If these compliance requirements are not met on time, the Paytm RBI Approval will automatically lapse, putting the license at risk.

Impact on Paytm’s Business and the Digital Payments Market

With this approval, Paytm can immediately resume onboarding new online merchants, a critical growth lever for its payment transaction volumes. India’s digital payments sector is projected to surpass $3 trillion in annual transaction value by 2030, and Paytm’s return to new merchant acquisitions allows it to tap into this booming market with renewed force.

Industry analysts believe that the RBI nod will remove investor concerns about regulatory instability, potentially boosting Paytm’s market value in the coming quarters. This development also comes at a time when Paytm is reporting stronger financial performance:

  • Revenue Growth — Q1 FY26 revenue rose 28% year-on-year to Rs 1,918 crore.
  • Profitability Milestone — First-ever quarterly profit since going public, at Rs 123 crore.

Paytm Payments Services: Competitive Advantage in the Fintech Space

The approval gives Paytm an edge in the fight for dominance in India’s crowded payment aggregator market, where rivals like Razorpay, Cashfree, and PhonePe are already aggressive in merchant acquisition. With its established brand, vast user base, and integrated ecosystem — including QR payments, wallets, UPI, and lending solutions — Paytm can now accelerate growth with full regulatory backing.
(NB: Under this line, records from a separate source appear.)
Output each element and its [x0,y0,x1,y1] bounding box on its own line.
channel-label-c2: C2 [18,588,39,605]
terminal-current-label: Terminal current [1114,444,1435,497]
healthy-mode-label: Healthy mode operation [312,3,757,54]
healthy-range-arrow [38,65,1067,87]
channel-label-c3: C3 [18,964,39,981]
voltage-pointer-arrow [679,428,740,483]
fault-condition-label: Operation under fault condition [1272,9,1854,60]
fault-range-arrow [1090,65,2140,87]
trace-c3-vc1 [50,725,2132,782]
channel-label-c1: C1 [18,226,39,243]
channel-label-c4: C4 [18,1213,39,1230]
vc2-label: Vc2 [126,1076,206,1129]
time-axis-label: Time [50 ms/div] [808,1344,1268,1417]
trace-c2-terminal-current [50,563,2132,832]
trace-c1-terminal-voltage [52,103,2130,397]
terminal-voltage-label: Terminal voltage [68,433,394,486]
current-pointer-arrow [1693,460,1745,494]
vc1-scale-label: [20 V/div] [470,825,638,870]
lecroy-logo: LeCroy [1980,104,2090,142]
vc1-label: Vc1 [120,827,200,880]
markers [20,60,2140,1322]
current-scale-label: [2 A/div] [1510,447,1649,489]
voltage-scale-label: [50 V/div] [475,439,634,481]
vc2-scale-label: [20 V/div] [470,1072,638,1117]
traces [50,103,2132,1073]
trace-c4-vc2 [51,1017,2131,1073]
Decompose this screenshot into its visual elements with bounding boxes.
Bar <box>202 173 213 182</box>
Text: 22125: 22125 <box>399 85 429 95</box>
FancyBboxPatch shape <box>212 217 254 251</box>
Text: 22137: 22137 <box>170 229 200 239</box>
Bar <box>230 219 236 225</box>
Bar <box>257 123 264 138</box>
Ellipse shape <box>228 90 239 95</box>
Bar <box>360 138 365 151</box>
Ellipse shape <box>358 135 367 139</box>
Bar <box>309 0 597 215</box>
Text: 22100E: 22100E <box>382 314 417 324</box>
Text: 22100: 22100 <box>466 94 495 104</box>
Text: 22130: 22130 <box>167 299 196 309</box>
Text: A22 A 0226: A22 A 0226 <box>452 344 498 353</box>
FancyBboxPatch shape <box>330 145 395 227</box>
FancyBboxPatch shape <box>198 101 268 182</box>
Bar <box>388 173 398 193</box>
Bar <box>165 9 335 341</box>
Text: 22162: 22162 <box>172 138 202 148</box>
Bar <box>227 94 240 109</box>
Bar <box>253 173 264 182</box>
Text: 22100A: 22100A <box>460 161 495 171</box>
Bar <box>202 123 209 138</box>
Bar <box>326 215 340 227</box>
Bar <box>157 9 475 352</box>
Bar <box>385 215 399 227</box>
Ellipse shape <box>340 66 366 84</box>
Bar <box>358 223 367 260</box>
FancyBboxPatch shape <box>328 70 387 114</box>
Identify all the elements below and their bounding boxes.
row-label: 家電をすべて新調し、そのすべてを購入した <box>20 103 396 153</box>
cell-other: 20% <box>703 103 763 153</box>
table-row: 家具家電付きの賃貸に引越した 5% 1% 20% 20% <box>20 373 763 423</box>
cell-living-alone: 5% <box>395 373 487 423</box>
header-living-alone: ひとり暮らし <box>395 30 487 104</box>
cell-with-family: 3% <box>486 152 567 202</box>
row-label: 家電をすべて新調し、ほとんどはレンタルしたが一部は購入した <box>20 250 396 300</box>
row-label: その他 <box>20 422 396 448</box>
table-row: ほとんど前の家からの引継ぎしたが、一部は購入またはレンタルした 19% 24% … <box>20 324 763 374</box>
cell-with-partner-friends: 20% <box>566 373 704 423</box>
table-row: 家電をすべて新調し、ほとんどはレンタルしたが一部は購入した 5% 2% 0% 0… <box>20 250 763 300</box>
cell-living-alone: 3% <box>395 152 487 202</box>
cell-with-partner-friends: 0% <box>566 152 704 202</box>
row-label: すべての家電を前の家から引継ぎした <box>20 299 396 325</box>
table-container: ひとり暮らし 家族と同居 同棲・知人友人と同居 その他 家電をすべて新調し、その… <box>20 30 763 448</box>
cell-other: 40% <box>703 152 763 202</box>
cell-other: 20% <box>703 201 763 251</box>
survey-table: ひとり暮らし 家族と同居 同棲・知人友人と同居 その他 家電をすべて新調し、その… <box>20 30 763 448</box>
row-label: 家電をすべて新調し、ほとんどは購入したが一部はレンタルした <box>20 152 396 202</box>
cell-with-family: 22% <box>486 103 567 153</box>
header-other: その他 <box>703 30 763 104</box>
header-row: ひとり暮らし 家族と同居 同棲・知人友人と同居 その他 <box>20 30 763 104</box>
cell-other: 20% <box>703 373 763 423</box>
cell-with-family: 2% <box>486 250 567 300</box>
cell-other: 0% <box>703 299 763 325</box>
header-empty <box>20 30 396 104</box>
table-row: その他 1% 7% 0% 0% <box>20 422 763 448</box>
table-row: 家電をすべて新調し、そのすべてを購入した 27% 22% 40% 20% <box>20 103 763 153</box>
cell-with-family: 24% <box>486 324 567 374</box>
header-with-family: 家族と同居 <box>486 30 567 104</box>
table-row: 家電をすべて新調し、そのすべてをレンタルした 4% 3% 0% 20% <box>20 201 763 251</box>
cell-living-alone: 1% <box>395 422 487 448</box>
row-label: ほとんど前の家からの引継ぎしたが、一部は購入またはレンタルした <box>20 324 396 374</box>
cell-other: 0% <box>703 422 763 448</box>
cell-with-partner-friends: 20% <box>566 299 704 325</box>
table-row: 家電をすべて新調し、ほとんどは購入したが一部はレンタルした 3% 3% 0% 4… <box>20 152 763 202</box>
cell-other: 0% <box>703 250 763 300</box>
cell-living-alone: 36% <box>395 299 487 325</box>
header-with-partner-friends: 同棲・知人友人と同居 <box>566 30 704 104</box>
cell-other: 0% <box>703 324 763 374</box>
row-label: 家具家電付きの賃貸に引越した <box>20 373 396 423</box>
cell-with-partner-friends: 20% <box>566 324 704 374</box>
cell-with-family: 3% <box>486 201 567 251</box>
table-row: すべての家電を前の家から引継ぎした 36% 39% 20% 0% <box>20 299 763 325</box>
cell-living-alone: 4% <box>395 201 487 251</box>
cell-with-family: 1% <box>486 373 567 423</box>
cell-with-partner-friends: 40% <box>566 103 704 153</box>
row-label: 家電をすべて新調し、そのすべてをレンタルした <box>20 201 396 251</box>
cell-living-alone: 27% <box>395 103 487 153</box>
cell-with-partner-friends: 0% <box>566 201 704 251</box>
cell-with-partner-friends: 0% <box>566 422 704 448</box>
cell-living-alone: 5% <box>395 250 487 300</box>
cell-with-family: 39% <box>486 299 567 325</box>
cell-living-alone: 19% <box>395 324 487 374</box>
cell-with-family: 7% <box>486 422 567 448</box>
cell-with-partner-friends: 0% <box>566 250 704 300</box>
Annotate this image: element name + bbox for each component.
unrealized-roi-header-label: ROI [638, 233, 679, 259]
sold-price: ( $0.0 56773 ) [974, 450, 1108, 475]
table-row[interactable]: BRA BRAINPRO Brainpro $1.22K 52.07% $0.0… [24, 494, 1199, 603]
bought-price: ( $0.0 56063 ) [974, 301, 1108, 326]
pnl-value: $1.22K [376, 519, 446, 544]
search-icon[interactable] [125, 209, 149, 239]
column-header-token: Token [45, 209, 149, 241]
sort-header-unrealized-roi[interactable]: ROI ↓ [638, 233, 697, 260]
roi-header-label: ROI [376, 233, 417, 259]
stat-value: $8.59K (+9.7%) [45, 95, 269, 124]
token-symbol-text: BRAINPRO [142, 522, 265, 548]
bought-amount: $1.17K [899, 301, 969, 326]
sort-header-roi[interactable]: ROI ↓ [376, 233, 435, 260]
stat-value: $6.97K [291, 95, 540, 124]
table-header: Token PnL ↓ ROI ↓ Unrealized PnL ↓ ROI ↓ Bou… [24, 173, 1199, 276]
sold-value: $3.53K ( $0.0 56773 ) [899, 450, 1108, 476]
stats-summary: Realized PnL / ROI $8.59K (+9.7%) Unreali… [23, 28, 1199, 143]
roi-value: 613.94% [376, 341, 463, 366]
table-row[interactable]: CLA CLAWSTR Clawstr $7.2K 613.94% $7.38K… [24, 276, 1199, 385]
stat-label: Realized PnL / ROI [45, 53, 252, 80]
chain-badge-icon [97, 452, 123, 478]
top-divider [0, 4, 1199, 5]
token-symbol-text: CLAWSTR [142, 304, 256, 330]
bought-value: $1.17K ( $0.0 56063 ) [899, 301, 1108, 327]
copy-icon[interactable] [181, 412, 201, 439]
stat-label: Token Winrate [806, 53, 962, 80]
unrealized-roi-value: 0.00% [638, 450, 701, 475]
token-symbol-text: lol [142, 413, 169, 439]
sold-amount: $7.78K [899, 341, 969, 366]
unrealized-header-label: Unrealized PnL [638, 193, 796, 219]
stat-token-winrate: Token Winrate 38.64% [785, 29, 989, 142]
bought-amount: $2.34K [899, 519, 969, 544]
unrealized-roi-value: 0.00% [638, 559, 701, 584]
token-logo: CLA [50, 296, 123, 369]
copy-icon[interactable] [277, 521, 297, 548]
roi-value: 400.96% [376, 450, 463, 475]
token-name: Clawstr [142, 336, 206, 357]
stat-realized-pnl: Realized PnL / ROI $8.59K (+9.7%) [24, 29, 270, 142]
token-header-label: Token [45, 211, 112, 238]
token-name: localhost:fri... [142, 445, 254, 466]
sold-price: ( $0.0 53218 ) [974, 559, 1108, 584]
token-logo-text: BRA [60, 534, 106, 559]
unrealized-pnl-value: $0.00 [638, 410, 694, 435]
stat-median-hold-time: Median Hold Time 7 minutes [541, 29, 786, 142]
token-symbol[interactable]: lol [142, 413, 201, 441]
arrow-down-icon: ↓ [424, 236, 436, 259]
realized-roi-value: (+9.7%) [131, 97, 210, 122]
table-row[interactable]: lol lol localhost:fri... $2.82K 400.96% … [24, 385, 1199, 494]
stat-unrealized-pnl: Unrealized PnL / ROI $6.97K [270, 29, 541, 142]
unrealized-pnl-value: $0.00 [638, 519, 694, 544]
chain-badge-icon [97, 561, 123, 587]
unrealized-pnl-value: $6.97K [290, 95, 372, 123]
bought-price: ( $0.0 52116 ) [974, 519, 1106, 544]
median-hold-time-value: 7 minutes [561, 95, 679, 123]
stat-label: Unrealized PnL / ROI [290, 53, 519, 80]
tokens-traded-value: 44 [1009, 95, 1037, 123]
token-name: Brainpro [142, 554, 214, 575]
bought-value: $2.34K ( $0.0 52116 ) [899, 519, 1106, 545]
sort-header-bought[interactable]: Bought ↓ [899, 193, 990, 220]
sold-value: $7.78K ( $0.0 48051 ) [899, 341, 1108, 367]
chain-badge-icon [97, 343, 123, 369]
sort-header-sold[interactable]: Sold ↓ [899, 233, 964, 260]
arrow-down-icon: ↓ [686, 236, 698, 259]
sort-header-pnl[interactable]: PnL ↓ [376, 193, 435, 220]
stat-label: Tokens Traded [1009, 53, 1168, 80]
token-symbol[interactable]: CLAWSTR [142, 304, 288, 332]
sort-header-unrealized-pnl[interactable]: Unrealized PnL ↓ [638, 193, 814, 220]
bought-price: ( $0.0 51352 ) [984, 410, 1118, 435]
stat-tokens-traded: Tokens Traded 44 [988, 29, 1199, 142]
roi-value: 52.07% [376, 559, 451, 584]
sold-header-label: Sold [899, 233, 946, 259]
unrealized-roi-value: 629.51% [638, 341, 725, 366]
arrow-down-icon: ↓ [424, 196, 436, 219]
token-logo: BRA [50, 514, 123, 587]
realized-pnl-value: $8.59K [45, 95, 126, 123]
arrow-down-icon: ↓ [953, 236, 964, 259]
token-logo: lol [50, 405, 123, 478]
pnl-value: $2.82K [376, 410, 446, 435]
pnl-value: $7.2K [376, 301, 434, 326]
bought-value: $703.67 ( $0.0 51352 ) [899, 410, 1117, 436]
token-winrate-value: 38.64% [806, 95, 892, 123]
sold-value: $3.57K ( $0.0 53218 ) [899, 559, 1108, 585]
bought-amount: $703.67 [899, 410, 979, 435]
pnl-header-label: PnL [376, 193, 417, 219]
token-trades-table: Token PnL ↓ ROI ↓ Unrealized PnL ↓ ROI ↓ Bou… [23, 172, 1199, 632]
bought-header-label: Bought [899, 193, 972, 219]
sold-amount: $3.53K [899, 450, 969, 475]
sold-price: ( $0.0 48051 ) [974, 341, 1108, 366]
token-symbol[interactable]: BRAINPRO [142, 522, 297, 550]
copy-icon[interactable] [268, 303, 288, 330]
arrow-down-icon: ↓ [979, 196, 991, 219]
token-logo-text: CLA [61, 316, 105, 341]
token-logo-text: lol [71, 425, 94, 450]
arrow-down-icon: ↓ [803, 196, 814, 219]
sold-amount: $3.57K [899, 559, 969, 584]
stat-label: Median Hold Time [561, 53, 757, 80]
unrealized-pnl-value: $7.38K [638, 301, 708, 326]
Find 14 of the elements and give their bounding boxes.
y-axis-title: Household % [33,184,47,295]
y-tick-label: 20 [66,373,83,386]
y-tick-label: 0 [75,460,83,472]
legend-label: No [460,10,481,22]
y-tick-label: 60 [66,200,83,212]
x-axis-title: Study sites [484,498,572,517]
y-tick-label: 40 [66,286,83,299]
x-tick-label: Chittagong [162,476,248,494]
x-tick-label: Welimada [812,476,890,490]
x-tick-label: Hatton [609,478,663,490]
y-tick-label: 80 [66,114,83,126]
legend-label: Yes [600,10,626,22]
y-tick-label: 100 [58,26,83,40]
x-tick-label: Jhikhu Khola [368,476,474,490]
Furthermore, by meeting RBI’s advanced compliance standards, Paytm not only gains operational clearance but also reinforces customer trust, a critical factor in fintech adoption.

Conclusion: A Turning Point for Paytm Payments Services

The Paytm RBI Approval is more than just regulatory consent — it signals a new chapter for the Noida-based fintech giant. By clearing compliance hurdles, restructuring ownership, and securing the right approvals, Paytm is strategically positioned to scale in India’s digital payments revolution.

Over the next few quarters, execution will be key — meeting RBI’s cybersecurity audit requirements, expanding the merchant network, and leveraging its multi-product ecosystem will determine whether Paytm can translate this regulatory win into market dominance.

For now, one thing is clear: this landmark approval sets the stage for Paytm’s re-emergence as a stronger, more compliant, and more competitive leader in India’s payment aggregator industry.